Il nous entraîne dans cette vaine quête de liberté. Cette illusion folle donnée aux Hommes. La liberté à travers la religion, la servitude, le nationalisme forcée. Il nous entraîne dans sa vie d'adolescent, d'homme, de mari puis de père. Dans sa fuite, son exil intérieur. Dans cette folie des êtres et de l'amour.

“ Tu vois ce qu'ils ont fait de nous ? Ouvre les yeux. Ils ont pris nos corps et les ont flagellés. Ils ont entravé nos mains et ligotés nos jambes. Ils nous ont bâillonnés. Dans nos ventres ils ont creusé des gouffres. Ils ont pris nos vies et broyés nos cœurs. Même notre air, ils l'ont pollué. Ah ! Nos mots ! Ne les ont-ils pas pervertis ? Ils ont arraché notre verbe et soufflé la haine dans nos veines.
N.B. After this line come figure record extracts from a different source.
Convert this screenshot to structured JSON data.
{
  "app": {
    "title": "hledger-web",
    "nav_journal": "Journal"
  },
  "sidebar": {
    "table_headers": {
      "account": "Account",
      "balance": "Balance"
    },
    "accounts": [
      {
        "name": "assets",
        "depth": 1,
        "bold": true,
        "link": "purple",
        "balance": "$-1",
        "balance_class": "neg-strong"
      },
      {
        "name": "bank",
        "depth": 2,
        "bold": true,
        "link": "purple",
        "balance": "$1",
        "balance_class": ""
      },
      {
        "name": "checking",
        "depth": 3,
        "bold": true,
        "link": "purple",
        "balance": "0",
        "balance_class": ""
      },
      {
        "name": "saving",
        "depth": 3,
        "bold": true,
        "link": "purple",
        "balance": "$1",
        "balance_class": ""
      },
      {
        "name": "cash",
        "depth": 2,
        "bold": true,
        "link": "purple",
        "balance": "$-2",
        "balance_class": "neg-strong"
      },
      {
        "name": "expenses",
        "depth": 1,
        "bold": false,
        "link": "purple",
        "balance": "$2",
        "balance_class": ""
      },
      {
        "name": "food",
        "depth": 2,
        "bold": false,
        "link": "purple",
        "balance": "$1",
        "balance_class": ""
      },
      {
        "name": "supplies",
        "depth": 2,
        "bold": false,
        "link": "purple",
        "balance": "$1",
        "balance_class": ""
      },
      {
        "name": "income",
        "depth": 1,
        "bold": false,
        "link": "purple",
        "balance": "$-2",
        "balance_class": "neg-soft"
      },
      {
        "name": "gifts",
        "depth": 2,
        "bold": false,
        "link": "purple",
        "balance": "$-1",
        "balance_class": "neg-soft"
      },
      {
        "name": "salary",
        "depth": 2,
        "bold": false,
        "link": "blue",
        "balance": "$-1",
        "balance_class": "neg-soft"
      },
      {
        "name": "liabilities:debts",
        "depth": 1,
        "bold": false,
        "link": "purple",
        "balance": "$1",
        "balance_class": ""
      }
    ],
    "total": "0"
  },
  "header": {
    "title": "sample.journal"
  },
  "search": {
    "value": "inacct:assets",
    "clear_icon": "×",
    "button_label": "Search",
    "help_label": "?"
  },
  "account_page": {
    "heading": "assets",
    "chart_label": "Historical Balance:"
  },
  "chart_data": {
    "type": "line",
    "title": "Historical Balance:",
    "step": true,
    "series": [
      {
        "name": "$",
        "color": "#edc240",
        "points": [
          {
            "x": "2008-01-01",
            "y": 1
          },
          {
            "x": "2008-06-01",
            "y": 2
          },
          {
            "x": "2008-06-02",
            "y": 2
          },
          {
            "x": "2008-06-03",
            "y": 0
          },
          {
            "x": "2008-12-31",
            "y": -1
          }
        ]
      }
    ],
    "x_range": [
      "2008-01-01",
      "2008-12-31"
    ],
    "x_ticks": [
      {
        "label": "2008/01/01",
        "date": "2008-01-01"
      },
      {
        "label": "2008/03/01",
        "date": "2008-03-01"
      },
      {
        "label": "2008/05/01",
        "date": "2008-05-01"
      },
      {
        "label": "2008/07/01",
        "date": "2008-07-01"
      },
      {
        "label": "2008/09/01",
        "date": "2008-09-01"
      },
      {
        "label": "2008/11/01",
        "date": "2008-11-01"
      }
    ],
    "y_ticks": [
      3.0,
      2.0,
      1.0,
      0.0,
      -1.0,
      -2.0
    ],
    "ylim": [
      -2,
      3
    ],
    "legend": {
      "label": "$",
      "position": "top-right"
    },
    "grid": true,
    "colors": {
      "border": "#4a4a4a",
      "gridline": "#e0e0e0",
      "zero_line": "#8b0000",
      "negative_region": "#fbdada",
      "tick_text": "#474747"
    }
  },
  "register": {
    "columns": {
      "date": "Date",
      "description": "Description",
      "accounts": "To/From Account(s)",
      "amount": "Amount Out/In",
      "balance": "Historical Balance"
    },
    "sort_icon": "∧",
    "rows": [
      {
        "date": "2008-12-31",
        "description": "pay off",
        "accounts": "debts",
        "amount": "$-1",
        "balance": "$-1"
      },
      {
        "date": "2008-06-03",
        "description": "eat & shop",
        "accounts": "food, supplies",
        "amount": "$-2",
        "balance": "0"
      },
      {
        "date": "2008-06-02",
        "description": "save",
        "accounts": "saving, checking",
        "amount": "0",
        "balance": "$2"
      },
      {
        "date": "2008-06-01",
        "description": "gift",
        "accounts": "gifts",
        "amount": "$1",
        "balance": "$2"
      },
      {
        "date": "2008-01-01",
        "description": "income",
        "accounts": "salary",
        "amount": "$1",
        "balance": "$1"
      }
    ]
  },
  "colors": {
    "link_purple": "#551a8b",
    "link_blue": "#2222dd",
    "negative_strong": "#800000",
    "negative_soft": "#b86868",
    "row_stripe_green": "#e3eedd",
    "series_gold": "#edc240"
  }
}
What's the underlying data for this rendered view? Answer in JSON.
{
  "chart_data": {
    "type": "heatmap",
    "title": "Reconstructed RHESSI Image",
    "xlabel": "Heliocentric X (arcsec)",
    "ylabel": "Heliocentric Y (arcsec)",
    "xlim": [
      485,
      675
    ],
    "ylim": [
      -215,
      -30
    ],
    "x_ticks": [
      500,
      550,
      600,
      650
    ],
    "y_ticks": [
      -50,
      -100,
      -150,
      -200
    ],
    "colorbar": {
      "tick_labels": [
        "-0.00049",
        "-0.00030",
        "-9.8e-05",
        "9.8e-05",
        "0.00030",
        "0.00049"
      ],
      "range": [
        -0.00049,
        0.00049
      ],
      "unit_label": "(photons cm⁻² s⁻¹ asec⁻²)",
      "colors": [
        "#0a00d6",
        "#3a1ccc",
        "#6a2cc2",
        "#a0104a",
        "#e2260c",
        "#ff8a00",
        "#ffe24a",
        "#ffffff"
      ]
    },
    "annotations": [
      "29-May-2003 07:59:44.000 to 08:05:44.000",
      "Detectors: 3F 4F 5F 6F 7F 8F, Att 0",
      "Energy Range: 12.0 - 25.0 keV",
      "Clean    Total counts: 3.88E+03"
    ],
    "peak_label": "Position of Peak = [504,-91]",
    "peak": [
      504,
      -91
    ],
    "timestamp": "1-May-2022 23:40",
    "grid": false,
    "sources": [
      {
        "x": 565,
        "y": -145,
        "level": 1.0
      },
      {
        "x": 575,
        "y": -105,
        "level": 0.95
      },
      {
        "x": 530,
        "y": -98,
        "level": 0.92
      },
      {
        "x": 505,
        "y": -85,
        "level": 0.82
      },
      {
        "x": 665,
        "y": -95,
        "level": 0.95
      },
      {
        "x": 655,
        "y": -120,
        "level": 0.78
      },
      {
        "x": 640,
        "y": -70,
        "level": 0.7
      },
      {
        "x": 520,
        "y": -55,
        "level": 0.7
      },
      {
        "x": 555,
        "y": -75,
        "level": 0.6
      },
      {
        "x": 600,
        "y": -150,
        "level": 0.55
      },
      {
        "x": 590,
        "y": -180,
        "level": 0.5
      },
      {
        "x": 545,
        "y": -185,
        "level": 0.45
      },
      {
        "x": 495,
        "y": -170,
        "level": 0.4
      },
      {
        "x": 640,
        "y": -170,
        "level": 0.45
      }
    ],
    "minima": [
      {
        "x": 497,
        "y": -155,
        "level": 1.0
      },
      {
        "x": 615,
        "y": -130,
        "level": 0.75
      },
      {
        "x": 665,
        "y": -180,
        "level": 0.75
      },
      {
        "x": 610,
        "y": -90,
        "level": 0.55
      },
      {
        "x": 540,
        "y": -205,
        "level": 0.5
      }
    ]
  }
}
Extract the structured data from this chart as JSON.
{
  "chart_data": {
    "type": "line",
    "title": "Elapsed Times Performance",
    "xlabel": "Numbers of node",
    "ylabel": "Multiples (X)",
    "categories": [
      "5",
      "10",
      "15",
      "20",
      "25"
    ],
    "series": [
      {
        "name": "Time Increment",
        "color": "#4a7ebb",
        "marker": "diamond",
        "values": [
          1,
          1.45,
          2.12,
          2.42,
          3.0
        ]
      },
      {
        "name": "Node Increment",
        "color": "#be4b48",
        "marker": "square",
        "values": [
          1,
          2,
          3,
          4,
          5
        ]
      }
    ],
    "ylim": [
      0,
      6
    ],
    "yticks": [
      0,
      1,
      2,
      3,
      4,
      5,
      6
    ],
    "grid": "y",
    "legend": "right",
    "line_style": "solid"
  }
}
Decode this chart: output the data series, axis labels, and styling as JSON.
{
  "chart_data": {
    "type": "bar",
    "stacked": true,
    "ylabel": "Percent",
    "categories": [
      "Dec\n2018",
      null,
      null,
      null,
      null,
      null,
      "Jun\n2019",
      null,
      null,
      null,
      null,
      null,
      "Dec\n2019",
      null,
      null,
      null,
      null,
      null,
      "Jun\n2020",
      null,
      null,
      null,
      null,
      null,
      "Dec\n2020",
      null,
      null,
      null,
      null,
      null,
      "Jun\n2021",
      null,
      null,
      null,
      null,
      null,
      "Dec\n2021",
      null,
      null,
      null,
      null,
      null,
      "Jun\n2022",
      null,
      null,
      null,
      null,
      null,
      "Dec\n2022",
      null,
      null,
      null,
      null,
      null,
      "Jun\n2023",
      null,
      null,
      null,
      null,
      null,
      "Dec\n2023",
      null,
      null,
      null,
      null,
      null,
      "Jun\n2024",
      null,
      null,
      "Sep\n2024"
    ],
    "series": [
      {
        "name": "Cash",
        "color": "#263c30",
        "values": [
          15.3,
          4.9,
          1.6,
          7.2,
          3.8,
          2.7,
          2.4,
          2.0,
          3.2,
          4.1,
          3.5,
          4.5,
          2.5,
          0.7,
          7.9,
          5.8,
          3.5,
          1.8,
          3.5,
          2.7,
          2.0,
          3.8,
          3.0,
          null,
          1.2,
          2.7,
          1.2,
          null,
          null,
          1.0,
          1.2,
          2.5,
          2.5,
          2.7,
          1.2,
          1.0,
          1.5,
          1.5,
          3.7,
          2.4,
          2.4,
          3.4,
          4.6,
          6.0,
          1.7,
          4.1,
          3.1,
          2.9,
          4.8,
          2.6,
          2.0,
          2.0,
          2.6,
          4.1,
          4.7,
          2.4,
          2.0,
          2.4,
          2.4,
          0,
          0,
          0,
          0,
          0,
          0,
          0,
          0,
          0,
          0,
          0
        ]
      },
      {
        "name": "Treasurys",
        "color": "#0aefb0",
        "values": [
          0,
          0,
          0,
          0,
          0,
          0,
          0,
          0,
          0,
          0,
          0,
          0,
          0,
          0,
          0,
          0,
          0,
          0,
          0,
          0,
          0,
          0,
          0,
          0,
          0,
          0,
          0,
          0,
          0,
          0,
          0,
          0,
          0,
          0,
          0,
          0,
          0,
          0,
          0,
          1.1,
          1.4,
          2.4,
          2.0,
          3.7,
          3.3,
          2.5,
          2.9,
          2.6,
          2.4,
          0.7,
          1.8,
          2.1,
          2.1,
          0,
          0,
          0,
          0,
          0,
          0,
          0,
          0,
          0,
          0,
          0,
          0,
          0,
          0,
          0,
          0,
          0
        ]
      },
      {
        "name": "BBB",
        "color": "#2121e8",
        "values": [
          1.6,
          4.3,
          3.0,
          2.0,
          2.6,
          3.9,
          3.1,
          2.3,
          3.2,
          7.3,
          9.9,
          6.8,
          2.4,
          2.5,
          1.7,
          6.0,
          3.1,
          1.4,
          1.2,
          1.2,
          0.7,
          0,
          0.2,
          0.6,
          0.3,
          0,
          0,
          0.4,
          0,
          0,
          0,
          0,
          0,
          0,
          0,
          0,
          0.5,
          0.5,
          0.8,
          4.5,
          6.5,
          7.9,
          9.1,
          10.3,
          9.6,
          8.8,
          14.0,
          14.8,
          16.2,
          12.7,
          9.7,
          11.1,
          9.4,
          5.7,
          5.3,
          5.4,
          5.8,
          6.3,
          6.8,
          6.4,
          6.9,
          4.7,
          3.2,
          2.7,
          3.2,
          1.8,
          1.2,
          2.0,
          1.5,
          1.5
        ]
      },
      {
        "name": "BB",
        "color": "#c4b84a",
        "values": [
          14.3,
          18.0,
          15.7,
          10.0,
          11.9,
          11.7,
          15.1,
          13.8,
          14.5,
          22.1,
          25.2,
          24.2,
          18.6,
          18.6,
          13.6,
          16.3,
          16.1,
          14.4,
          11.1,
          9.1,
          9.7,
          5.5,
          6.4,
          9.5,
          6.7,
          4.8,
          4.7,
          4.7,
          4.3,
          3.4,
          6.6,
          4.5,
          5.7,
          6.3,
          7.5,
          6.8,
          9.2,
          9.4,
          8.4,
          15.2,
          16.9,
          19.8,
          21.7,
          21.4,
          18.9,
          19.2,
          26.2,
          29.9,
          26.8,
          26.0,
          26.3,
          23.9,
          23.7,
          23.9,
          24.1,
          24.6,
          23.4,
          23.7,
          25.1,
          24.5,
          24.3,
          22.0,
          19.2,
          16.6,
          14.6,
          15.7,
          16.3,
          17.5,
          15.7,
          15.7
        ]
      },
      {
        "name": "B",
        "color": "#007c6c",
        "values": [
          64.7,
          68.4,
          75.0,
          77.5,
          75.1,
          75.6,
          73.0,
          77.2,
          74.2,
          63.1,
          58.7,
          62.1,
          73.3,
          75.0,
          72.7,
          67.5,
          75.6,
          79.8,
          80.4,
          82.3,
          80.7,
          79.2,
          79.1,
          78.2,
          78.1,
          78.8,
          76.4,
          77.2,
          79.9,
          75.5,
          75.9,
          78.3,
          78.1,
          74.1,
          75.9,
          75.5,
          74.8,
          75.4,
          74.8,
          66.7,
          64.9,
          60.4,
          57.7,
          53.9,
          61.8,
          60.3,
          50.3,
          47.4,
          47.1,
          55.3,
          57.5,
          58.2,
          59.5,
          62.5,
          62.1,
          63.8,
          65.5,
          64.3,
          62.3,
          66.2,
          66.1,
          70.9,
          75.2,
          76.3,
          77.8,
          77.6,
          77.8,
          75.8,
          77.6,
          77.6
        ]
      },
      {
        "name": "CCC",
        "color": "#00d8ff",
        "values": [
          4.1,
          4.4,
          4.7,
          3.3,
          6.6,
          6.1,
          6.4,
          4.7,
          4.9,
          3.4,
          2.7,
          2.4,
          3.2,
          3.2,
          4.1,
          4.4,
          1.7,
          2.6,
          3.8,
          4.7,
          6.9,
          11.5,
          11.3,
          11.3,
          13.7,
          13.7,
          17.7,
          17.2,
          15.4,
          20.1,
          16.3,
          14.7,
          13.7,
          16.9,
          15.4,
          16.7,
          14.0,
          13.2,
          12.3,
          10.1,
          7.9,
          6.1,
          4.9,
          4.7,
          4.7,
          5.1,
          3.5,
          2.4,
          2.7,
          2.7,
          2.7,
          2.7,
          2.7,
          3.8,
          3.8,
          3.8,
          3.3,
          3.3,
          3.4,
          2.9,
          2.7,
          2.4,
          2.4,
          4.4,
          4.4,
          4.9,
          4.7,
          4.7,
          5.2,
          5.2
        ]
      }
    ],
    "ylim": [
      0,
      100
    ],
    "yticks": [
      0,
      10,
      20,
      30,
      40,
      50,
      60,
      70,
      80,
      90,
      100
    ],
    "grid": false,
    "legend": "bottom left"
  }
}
Ils ont même affolé les poètes. Que reste-t-il ? Dis-moi ce qu'il nous reste. Leurs mensonges comme autant de plaies. Leurs allégories comme autant de dagues plantées. Il restera leurs meurtrissures, il restera nos cicatrices, la souillure qu'ils ont semée. ”

Oscillant entre le réalisme et la symbolique, Yahia Belaskri hurle sa colère contre l'intégrisme, la violence, l'étroitesse des esprits. Il pousse un cri immense contre la religion toute puissante, contre l'oppression, l'intolérance. Il nous livre à travers un roman initiatique et onirique toute la noirceur du monde, l'obscurité sans fin provoquée par la main et l'idée de l'Homme. Mais dans ces pages de descente aux Enfers qui prennent vie sous nos yeux, il porte les messages essentiels que sont la liberté sous toutes ses formes et l'ouverture : l'ouverture sur le monde, l'ouverture par les mots et le cœur.
J'ai été totalement bluffée par le souffle, la langue et l'esprit qui habitent ce roman. Par cette rage salutaire portée par une poésie infinie. Celle que l'on brandit comme une arme, car elle est certainement la plus belle, la plus saine et la plus noble qui puisse exister.